Monte Levin never gets upset with his partner, Gary Lazarus, for working too much, nor does Gary get mad when Monty spends weekend time at the office. The couple understands the demands of each other’s jobs because they work together as a team selling homes in South Florida.
Living and working together for 20 years could be a formula for disaster, but the two have a method for surviving the togetherness: “You have to negotiate your own space and know what each person needs to do to decompress,” Levin says.
Levin and Lazarus are among many couples who once had separate careers but have created a work and home life together. Like other couples, they have discovered that working with your spouse or partner can be a monumental fiasco, or the ideal marriage of work and life.
While every couple is different, same-sex couples have an advantage in blending their two spheres successfully. A 2015 survey by the Families and Work Institute of 225 dual-earner couples found that, for the most part, same-sex couples share household duties and financial management based on preference and split child care equally. They tend to be happier with the division of labor because they communicate about it more often. “It is much more consciously discussed and negotiated,” says Jennifer Allyn, managing director of diversity for PricewaterhouseCoopers, which commissioned the survey. In contrast, straight couples tend to slip into roles at home based on gender, income, hours worked or power position in the relationship — which sometimes can lead to resentment.

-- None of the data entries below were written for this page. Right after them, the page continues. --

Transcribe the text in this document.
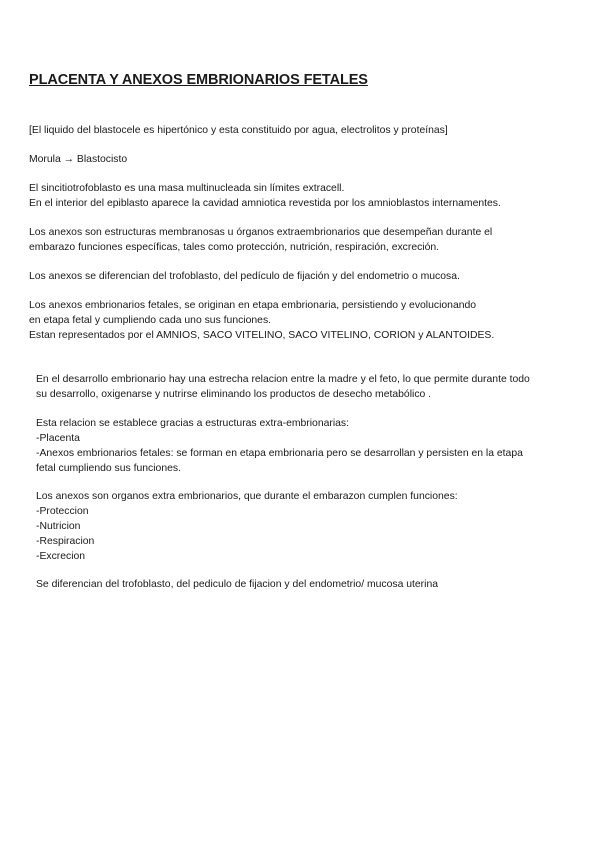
PLACENTA Y ANEXOS EMBRIONARIOS FETALES
[El liquido del blastocele es hipertónico y esta constituido por agua, electrolitos y proteínas]
Morula → Blastocisto
El sincitiotrofoblasto es una masa multinucleada sin límites extracell.
En el interior del epiblasto aparece la cavidad amniotica revestida por los amnioblastos internamentes.
Los anexos son estructuras membranosas u órganos extraembrionarios que desempeñan durante el
embarazo funciones específicas, tales como protección, nutrición, respiración, excreción.
Los anexos se diferencian del trofoblasto, del pedículo de fijación y del endometrio o mucosa.
Los anexos embrionarios fetales, se originan en etapa embrionaria, persistiendo y evolucionando
en etapa fetal y cumpliendo cada uno sus funciones.
Estan representados por el AMNIOS, SACO VITELINO, SACO VITELINO, CORION y ALANTOIDES.
En el desarrollo embrionario hay una estrecha relacion entre la madre y el feto, lo que permite durante todo
su desarrollo, oxigenarse y nutrirse eliminando los productos de desecho metabólico .
Esta relacion se establece gracias a estructuras extra-embrionarias:
-Placenta
-Anexos embrionarios fetales: se forman en etapa embrionaria pero se desarrollan y persisten en la etapa
fetal cumpliendo sus funciones.
Los anexos son organos extra embrionarios, que durante el embarazon cumplen funciones:
-Proteccion
-Nutricion
-Respiracion
-Excrecion
Se diferencian del trofoblasto, del pediculo de fijacion y del endometrio/ mucosa uterina
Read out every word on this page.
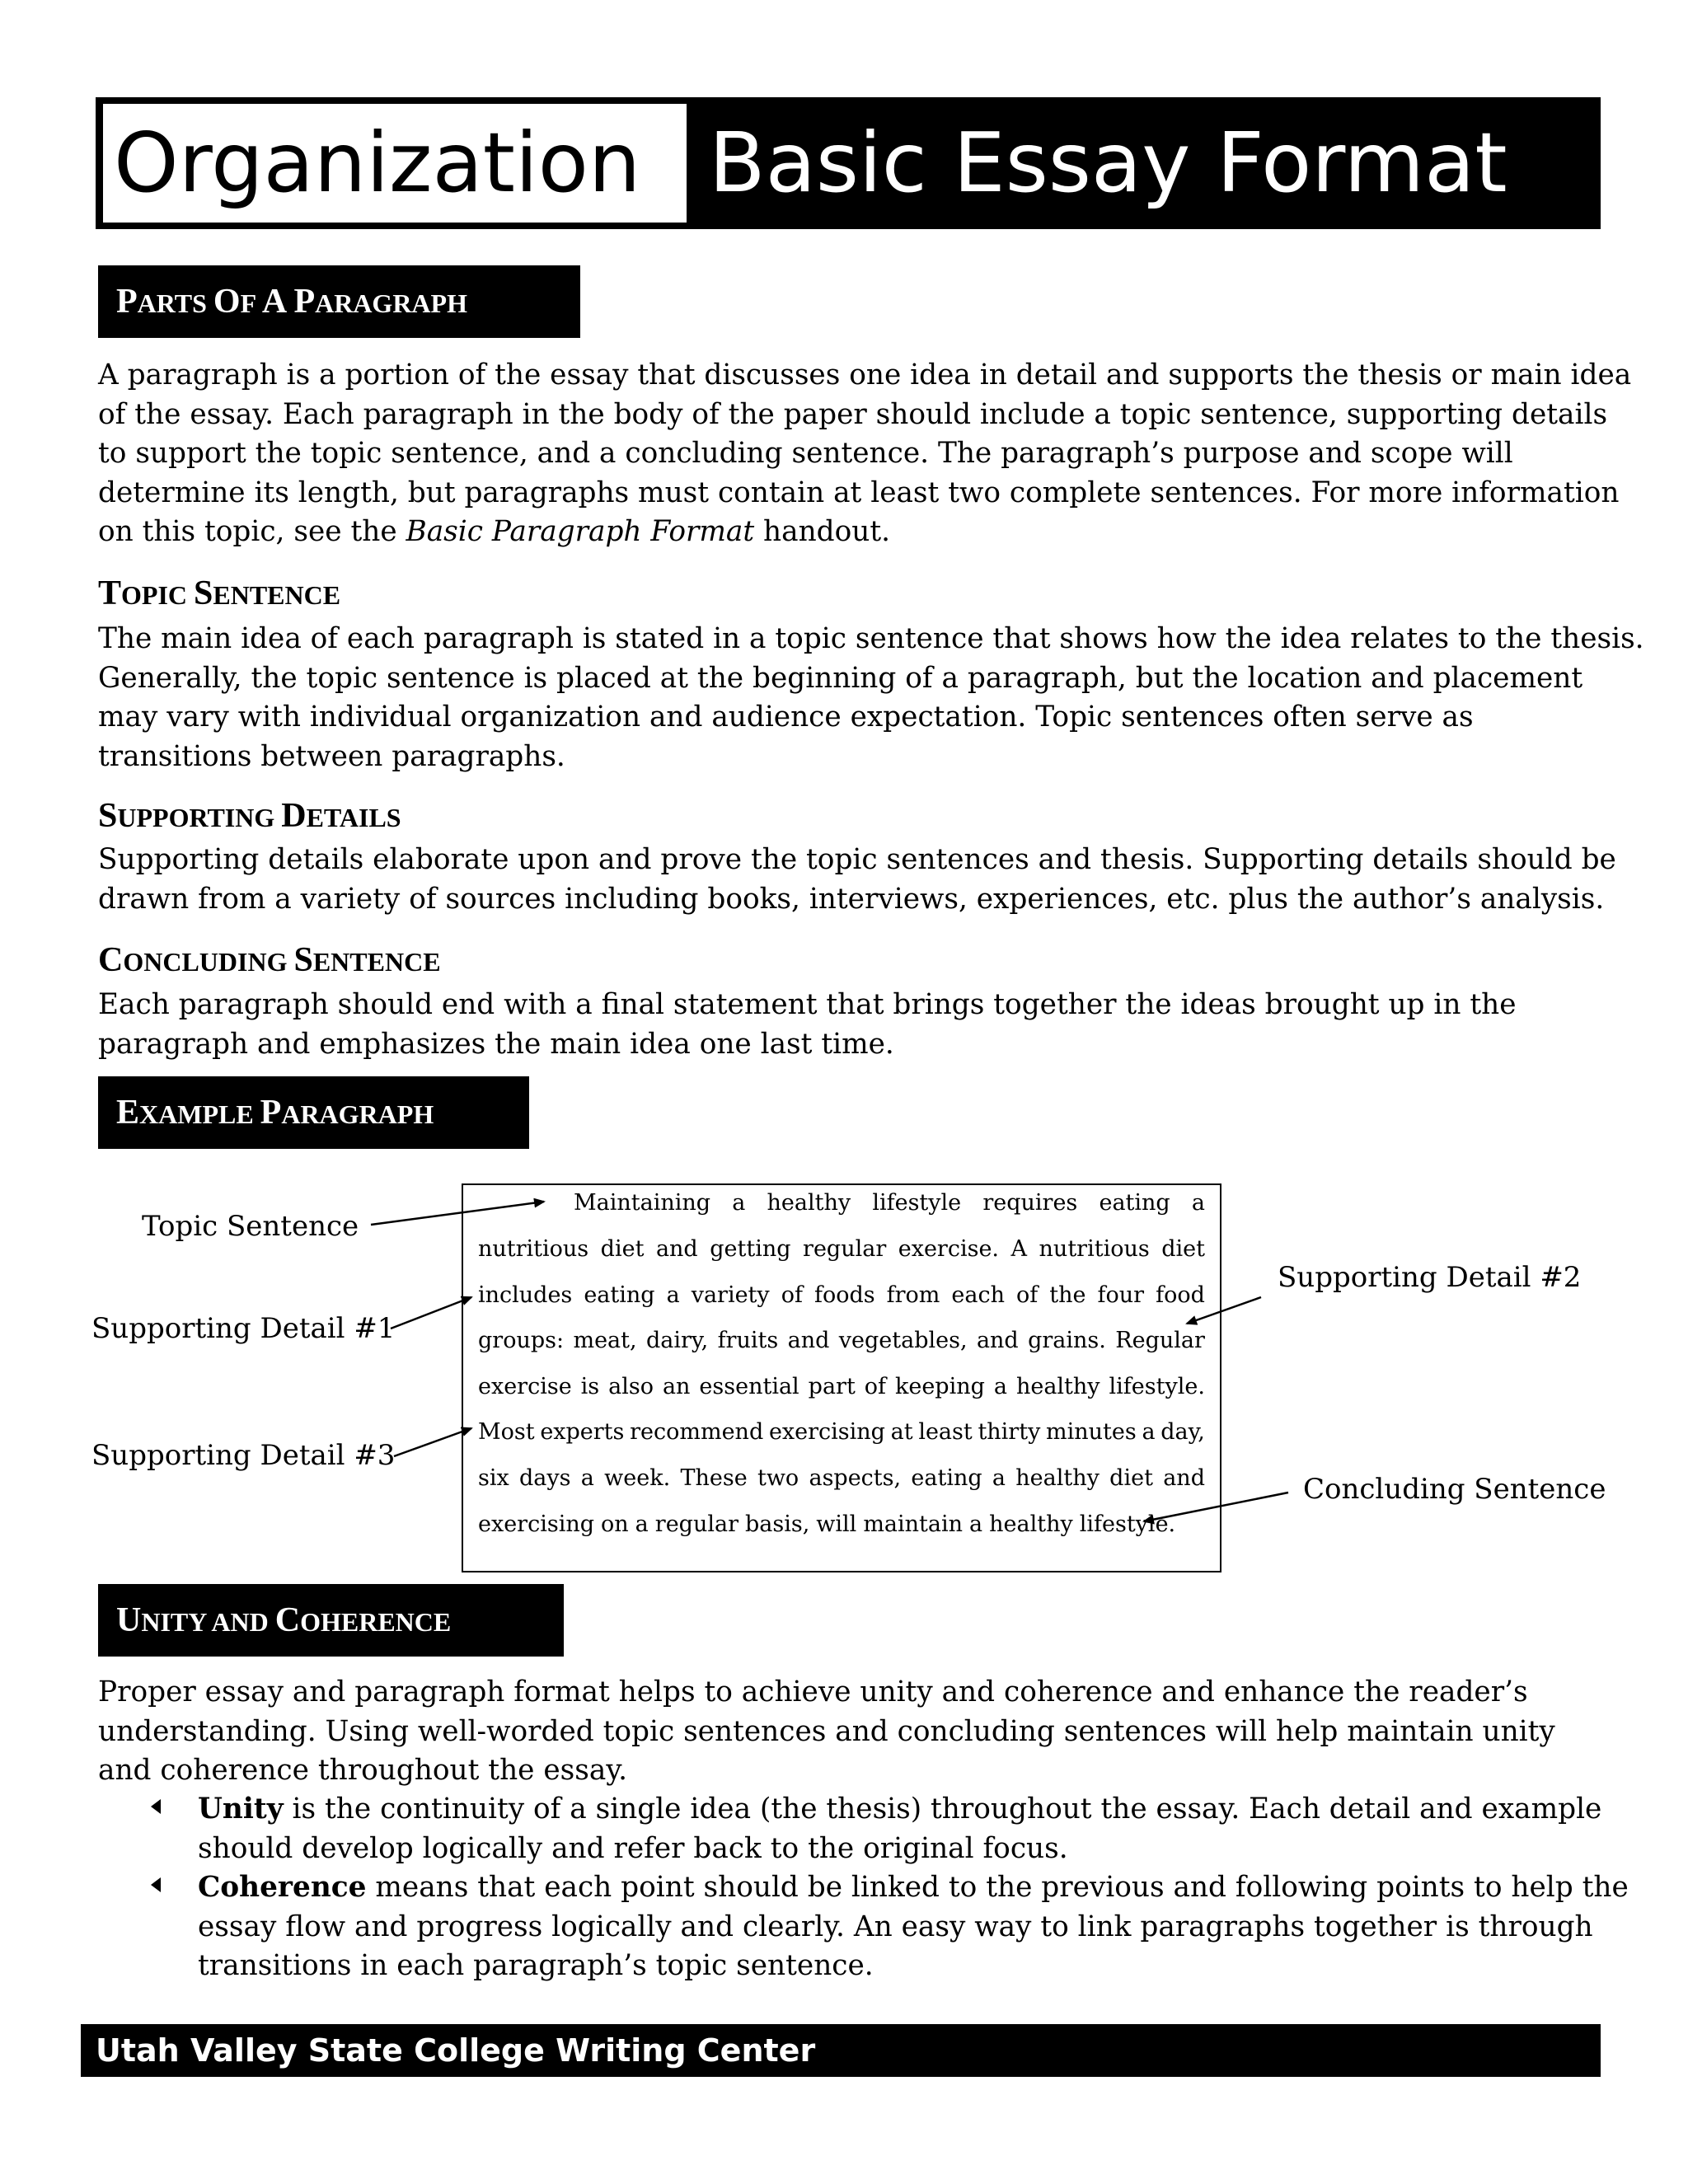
Organization Basic Essay Format
PARTS OF A PARAGRAPH
A paragraph is a portion of the essay that discusses one idea in detail and supports the thesis or main idea
of the essay. Each paragraph in the body of the paper should include a topic sentence, supporting details
to support the topic sentence, and a concluding sentence. The paragraph’s purpose and scope will
determine its length, but paragraphs must contain at least two complete sentences. For more information
on this topic, see the Basic Paragraph Format handout.
TOPIC SENTENCE
The main idea of each paragraph is stated in a topic sentence that shows how the idea relates to the thesis.
Generally, the topic sentence is placed at the beginning of a paragraph, but the location and placement
may vary with individual organization and audience expectation. Topic sentences often serve as
transitions between paragraphs.
SUPPORTING DETAILS
Supporting details elaborate upon and prove the topic sentences and thesis. Supporting details should be
drawn from a variety of sources including books, interviews, experiences, etc. plus the author’s analysis.
CONCLUDING SENTENCE
Each paragraph should end with a final statement that brings together the ideas brought up in the
paragraph and emphasizes the main idea one last time.
EXAMPLE PARAGRAPH
Maintaining a healthy lifestyle requires eating a
nutritious diet and getting regular exercise. A nutritious diet
includes eating a variety of foods from each of the four food
groups: meat, dairy, fruits and vegetables, and grains. Regular
exercise is also an essential part of keeping a healthy lifestyle.
Most experts recommend exercising at least thirty minutes a day,
six days a week. These two aspects, eating a healthy diet and
exercising on a regular basis, will maintain a healthy lifestyle.
Topic Sentence
Supporting Detail #1
Supporting Detail #2
Supporting Detail #3
Concluding Sentence
UNITY AND COHERENCE
Proper essay and paragraph format helps to achieve unity and coherence and enhance the reader’s
understanding. Using well-worded topic sentences and concluding sentences will help maintain unity
and coherence throughout the essay.
Unity is the continuity of a single idea (the thesis) throughout the essay. Each detail and example
should develop logically and refer back to the original focus.
Coherence means that each point should be linked to the previous and following points to help the
essay flow and progress logically and clearly. An easy way to link paragraphs together is through
transitions in each paragraph’s topic sentence.
Utah Valley State College Writing Center
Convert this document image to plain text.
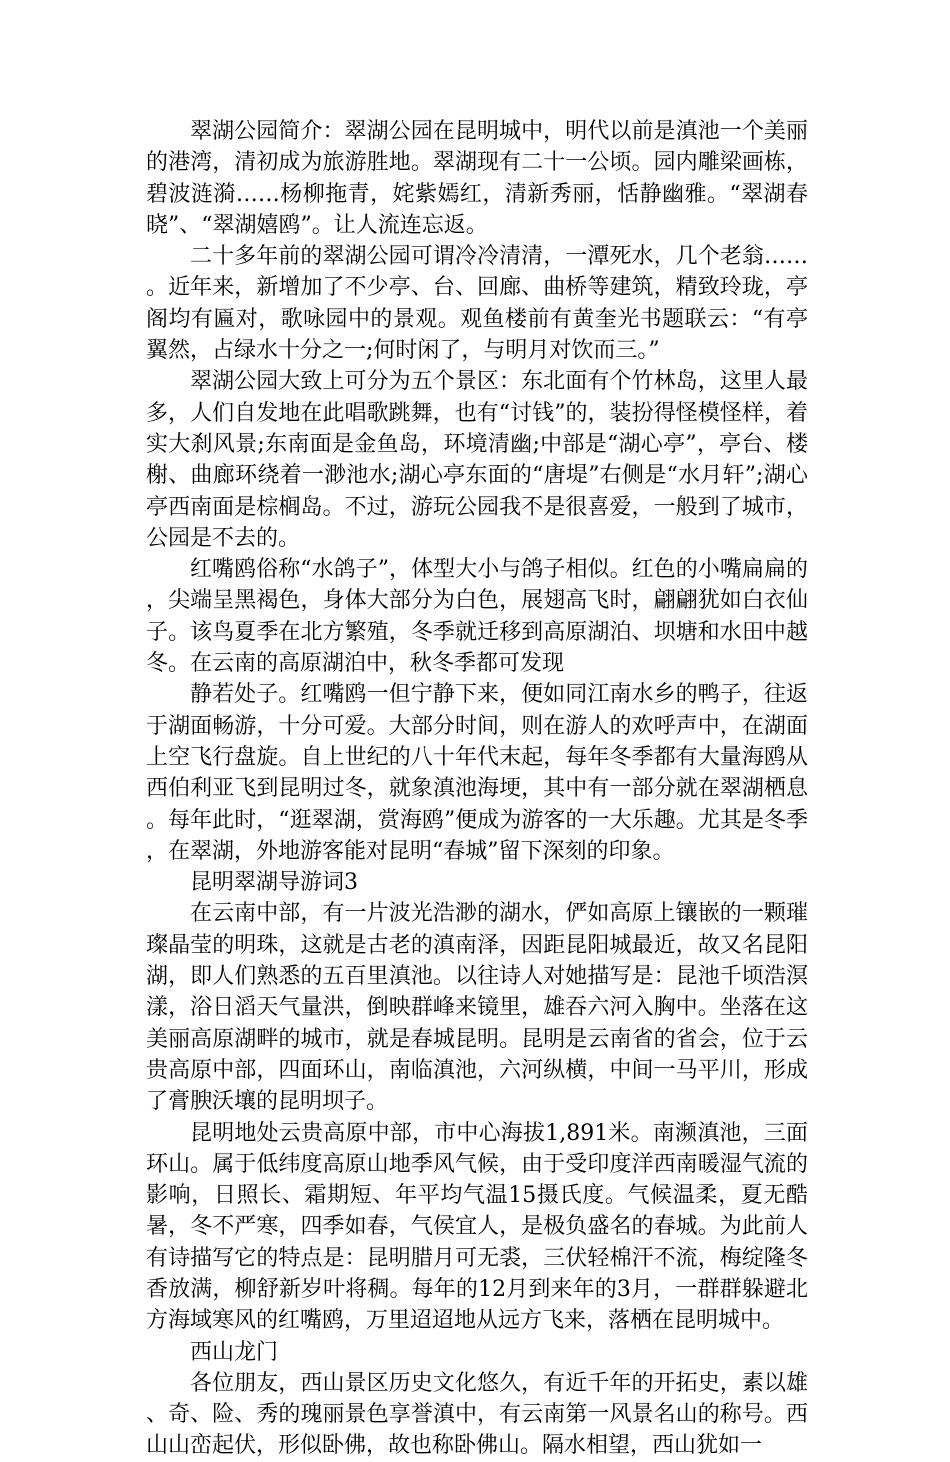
翠湖公园简介：翠湖公园在昆明城中，明代以前是滇池一个美丽的港湾，清初成为旅游胜地。翠湖现有二十一公顷。园内雕梁画栋，碧波涟漪……杨柳拖青，姹紫嫣红，清新秀丽，恬静幽雅。“翠湖春晓”、“翠湖嬉鸥”。让人流连忘返。

二十多年前的翠湖公园可谓冷冷清清，一潭死水，几个老翁……。近年来，新增加了不少亭、台、回廊、曲桥等建筑，精致玲珑，亭阁均有匾对，歌咏园中的景观。观鱼楼前有黄奎光书题联云：“有亭翼然，占绿水十分之一;何时闲了，与明月对饮而三。”

翠湖公园大致上可分为五个景区：东北面有个竹林岛，这里人最多，人们自发地在此唱歌跳舞，也有“讨钱”的，装扮得怪模怪样，着实大刹风景;东南面是金鱼岛，环境清幽;中部是“湖心亭”，亭台、楼榭、曲廊环绕着一渺池水;湖心亭东面的“唐堤”右侧是“水月轩”;湖心亭西南面是棕榈岛。不过，游玩公园我不是很喜爱，一般到了城市，公园是不去的。

红嘴鸥俗称“水鸽子”，体型大小与鸽子相似。红色的小嘴扁扁的，尖端呈黑褐色，身体大部分为白色，展翅高飞时，翩翩犹如白衣仙子。该鸟夏季在北方繁殖，冬季就迁移到高原湖泊、坝塘和水田中越冬。在云南的高原湖泊中，秋冬季都可发现

静若处子。红嘴鸥一但宁静下来，便如同江南水乡的鸭子，往返于湖面畅游，十分可爱。大部分时间，则在游人的欢呼声中，在湖面上空飞行盘旋。自上世纪的八十年代末起，每年冬季都有大量海鸥从西伯利亚飞到昆明过冬，就象滇池海埂，其中有一部分就在翠湖栖息。每年此时，“逛翠湖，赏海鸥”便成为游客的一大乐趣。尤其是冬季，在翠湖，外地游客能对昆明“春城”留下深刻的印象。

昆明翠湖导游词3

在云南中部，有一片波光浩渺的湖水，俨如高原上镶嵌的一颗璀璨晶莹的明珠，这就是古老的滇南泽，因距昆阳城最近，故又名昆阳湖，即人们熟悉的五百里滇池。以往诗人对她描写是：昆池千顷浩溟漾，浴日滔天气量洪，倒映群峰来镜里，雄吞六河入胸中。坐落在这美丽高原湖畔的城市，就是春城昆明。昆明是云南省的省会，位于云贵高原中部，四面环山，南临滇池，六河纵横，中间一马平川，形成了膏腴沃壤的昆明坝子。

昆明地处云贵高原中部，市中心海拔1,891米。南濒滇池，三面环山。属于低纬度高原山地季风气候，由于受印度洋西南暖湿气流的影响，日照长、霜期短、年平均气温15摄氏度。气候温柔，夏无酷暑，冬不严寒，四季如春，气侯宜人，是极负盛名的春城。为此前人有诗描写它的特点是：昆明腊月可无裘，三伏轻棉汗不流，梅绽隆冬香放满，柳舒新岁叶将稠。每年的12月到来年的3月，一群群躲避北方海域寒风的红嘴鸥，万里迢迢地从远方飞来，落栖在昆明城中。

西山龙门

各位朋友，西山景区历史文化悠久，有近千年的开拓史，素以雄、奇、险、秀的瑰丽景色享誉滇中，有云南第一风景名山的称号。西山山峦起伏，形似卧佛，故也称卧佛山。隔水相望，西山犹如一
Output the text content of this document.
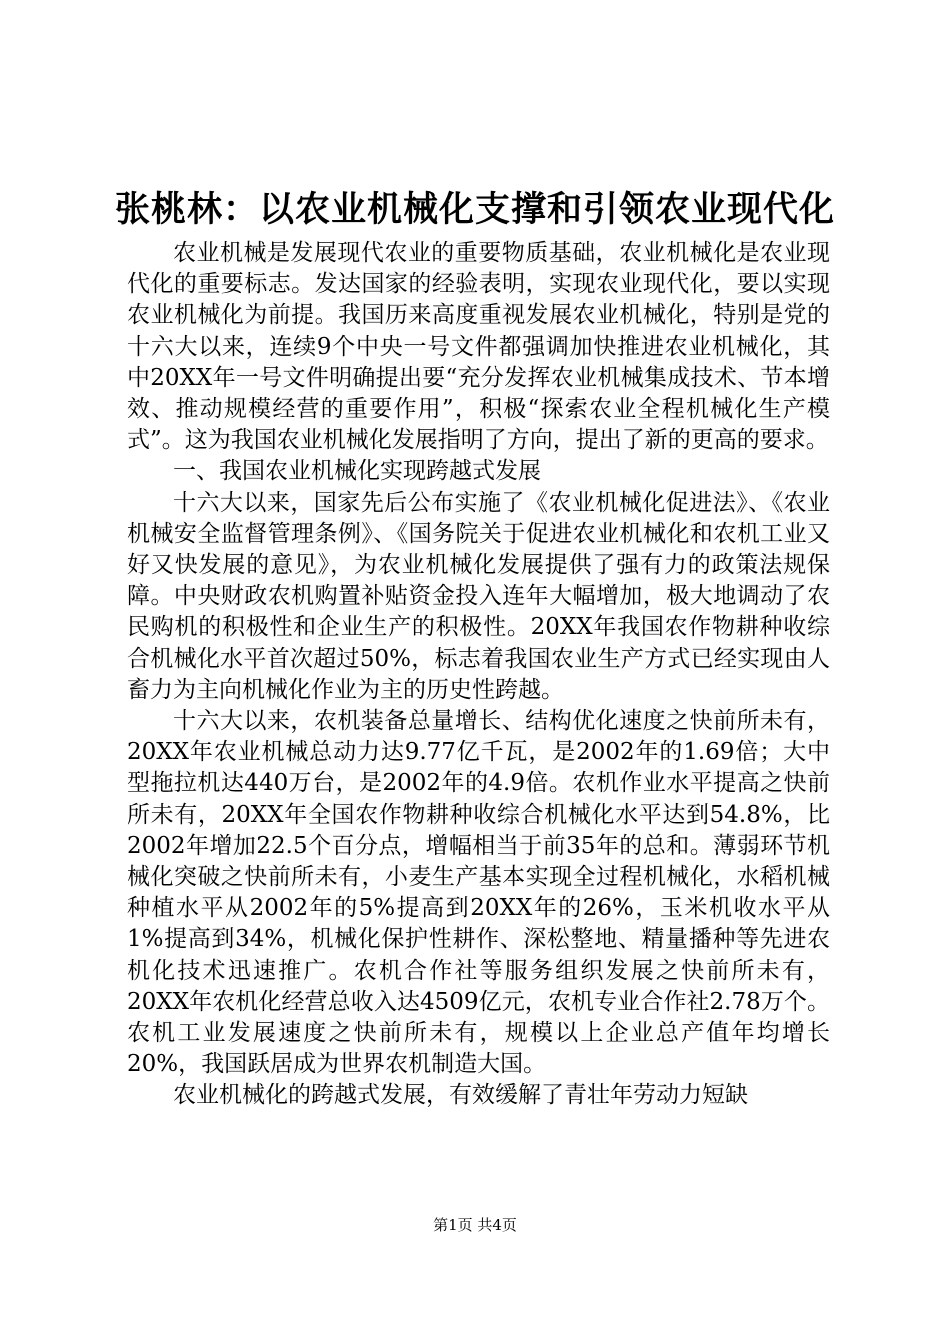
张桃林：以农业机械化支撑和引领农业现代化

农业机械是发展现代农业的重要物质基础，农业机械化是农业现代化的重要标志。发达国家的经验表明，实现农业现代化，要以实现农业机械化为前提。我国历来高度重视发展农业机械化，特别是党的十六大以来，连续9个中央一号文件都强调加快推进农业机械化，其中20XX年一号文件明确提出要“充分发挥农业机械集成技术、节本增效、推动规模经营的重要作用”，积极“探索农业全程机械化生产模式”。这为我国农业机械化发展指明了方向，提出了新的更高的要求。

一、我国农业机械化实现跨越式发展

十六大以来，国家先后公布实施了《农业机械化促进法》、《农业机械安全监督管理条例》、《国务院关于促进农业机械化和农机工业又好又快发展的意见》，为农业机械化发展提供了强有力的政策法规保障。中央财政农机购置补贴资金投入连年大幅增加，极大地调动了农民购机的积极性和企业生产的积极性。20XX年我国农作物耕种收综合机械化水平首次超过50%，标志着我国农业生产方式已经实现由人畜力为主向机械化作业为主的历史性跨越。

十六大以来，农机装备总量增长、结构优化速度之快前所未有，20XX年农业机械总动力达9.77亿千瓦，是2002年的1.69倍；大中型拖拉机达440万台，是2002年的4.9倍。农机作业水平提高之快前所未有，20XX年全国农作物耕种收综合机械化水平达到54.8%，比2002年增加22.5个百分点，增幅相当于前35年的总和。薄弱环节机械化突破之快前所未有，小麦生产基本实现全过程机械化，水稻机械种植水平从2002年的5%提高到20XX年的26%，玉米机收水平从1%提高到34%，机械化保护性耕作、深松整地、精量播种等先进农机化技术迅速推广。农机合作社等服务组织发展之快前所未有，20XX年农机化经营总收入达4509亿元，农机专业合作社2.78万个。农机工业发展速度之快前所未有，规模以上企业总产值年均增长20%，我国跃居成为世界农机制造大国。

农业机械化的跨越式发展，有效缓解了青壮年劳动力短缺

第1页 共4页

“Perhaps because they can’t default to gender, people in same-sex couples are in more of a position to have these conversations. That can carry over and become an advantage in the workplace, too,” says Ken Matos, senior researcher at the Families and Work Institute, a nonprofit that studies and advocates for families.
Indeed, Levin and Lazarus say they communicate well, and often, at home and work. “You know how they say men are from Mars and women are from Venus and they are on totally different pages? We don’t have that hurdle,” Levin says.
Levin, formerly a Boston eye doctor, and Lazarus, a Manhattan divorce lawyer, spent a decade in South Africa, where they launched their successful career in real estate selling residential properties. The duo eventually moved back to the U.S. and recently became the new directors of sales and business development for Fortune International in Miami, where they orchestrated an affiliation with Savills, an international real-estate firm. The couple says their relationship endures because they know each other’s strengths at home and work and use it to their advantage. At home, Gary needs more time to himself to cook, paint and powerwalk. Monty gives it to him and now sees it as down time to pull back from office talk.
At work, the couple sells homes as a team. They let the person who clicks best with the client take the lead in a sale. “Each of us has learned a quiet way of stepping back and letting the other move forward,” Lazarus explains. “It’s a matter of making compromises that strengthen the relationship and doing what we are each good at. We are conscious that the team is stronger than the individual parts.”
Same-sex couples still represent a small portion of all couples nationwide. There are approximately 390,000 married same-sex couples in the country and 600,000 domestic partnership couples out of a total of more than 56 million married couples living in the U.S., according to the latest Gallup survey data. However, the number of same-sex couples is steadily increasing, as is its portion of the 8 percent of small businesses co-owned by spouses, identified by the Ewing Marion Kauffman Foundation, which focuses on entrepreneurship.
Like straight couples, same-sex couples say surviving as work and life partners requires learning when to cut off business conversation, scheduling getaways and keeping a sense of mutual respect. They also understand that stresses at home or work easily can undermine the relationship. The key becomes not allowing issues to fester, explains John Tamayo, who co-owns MacCity on Miami Beach with his spouse, Alvaro. John says that when work or personal issues pop up at inappropriate times, rather than try to set boundaries, he and Alvaro dispense with them quickly. “As soon as we have a free moment, we sit down and talk because we don’t have that time to ourselves like most couples do to get over it. Our communication has become better and swifter.”
Some couples say being in business together allows them to become closer and spend time together when they otherwise would spend 10-hour work days apart. Jorge Garcia co-owns Sunset Cobbler, a leather repair and restoration shop in South Miami, with his partner, Javier Acosta. The couple has run the shop together for 36 years. Garcia says spending long work days with his partner and building communication in the workplace has helped their relationship. “We love what we do and it’s a small shop, so we are interacting all day long,” Garcia says. “Our customers see the love and respect between us. I think that is important to success as partners, no matter what type of couple you are.”